For one out of every seven days, I “pull the plug” - to use the anachronistic. To avoid exposure to “politics”. From the Latin “poli” meaning “many” and “tics” meaning “unrelenting blood sucking creatures”. And to Ghislaine Maxwell, whose lawyers argued should be released on bail while awaiting trial for sex trafficking minors for Jeffrey Epstein, because of the risk of contracting coronavirus in jail. And to the Trudeau family- now officially the Little Piggies who said “WE, WE, WE, all the way home.” And to Doug Ford’s crystal-clear pronouncement on Ontario’s Stage 3 re-opening: “"It's going to come very shortly, hopefully sooner than later…" And to routine corporate corruption and bureaucratic box-ticking and the media eating its own.
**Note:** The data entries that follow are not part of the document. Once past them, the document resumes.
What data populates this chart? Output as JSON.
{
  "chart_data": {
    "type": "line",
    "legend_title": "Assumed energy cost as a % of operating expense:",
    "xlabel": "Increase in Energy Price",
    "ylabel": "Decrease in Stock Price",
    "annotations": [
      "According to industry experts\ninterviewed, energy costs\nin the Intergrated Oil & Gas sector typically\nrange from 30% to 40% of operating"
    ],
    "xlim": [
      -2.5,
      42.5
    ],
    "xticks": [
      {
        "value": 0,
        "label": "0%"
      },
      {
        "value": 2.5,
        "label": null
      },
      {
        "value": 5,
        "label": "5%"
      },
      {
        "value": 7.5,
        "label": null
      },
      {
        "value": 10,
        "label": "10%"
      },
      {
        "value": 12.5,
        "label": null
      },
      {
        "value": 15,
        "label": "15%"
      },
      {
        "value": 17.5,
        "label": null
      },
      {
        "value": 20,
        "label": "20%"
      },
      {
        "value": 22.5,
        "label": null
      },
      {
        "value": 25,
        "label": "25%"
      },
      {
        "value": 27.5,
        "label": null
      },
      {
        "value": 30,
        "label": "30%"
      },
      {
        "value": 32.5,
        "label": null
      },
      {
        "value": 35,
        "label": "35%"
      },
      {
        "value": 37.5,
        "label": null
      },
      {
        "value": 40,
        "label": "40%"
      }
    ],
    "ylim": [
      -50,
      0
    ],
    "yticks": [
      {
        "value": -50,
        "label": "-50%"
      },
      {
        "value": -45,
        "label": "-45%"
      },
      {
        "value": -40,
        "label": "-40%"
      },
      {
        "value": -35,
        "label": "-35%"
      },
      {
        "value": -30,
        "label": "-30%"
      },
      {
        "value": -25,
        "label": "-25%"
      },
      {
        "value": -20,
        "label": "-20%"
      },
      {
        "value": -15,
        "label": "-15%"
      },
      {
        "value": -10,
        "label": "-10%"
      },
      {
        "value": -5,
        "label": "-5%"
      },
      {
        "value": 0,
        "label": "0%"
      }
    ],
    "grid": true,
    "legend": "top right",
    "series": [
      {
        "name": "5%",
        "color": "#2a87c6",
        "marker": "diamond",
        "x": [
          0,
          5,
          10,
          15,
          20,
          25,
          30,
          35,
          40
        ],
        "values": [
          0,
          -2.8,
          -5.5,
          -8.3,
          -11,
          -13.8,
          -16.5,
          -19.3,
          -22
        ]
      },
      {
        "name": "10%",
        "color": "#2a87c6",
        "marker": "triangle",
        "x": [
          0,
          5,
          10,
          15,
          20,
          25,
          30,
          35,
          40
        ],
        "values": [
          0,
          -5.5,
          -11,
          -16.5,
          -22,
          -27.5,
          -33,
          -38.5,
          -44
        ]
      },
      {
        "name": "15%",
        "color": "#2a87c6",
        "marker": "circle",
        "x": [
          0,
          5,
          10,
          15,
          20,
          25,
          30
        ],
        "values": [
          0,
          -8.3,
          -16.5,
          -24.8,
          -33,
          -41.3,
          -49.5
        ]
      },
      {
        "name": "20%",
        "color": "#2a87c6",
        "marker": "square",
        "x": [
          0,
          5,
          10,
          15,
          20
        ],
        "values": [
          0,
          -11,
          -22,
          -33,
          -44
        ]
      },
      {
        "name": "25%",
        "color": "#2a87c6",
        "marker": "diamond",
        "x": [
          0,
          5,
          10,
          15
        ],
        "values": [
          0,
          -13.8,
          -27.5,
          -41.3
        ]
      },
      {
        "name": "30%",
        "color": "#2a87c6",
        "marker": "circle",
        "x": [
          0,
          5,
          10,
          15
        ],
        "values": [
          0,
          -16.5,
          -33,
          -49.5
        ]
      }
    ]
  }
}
And the politicization of art. And debates over whether ordering a skinny latte is fat shaming. And endless commentary by people who show all the symptoms of never having read a book, much less Orwell’s 1984.
And on and on and on…
But every now and then, a warm wind breaks through the flatulence. This past week, my friend Susan sent me an uplifting link to https://harpers.org/a-letter-on-justice-and-open-debate/ . An open letter written by sane people. By which, of course, I mean people who think exactly as I and all other sane people do. The signatories are well-known intellectual leaders. By which, of course, I mean people who are not me. They are people who literally spend their days thinking deeply. And they are concerned about the vogue for public shaming and ostracism and its consequences for basic principles of progress, justice, fairness and freedom. While the disturbing back story is the not insignificant number of luminaries who expressly declined to sign the letter because of their fear of repercussions, news of this kind is more than welcome.
Elder Advice? Rely on your friends to help you curb the craving to just curl up and consume chocolate. Or overindulge in lavish alliteration.
Chocolate. That reminds me. It’s time to get back to “flattening the curve.” By which, of course, I mean my abdominal curve.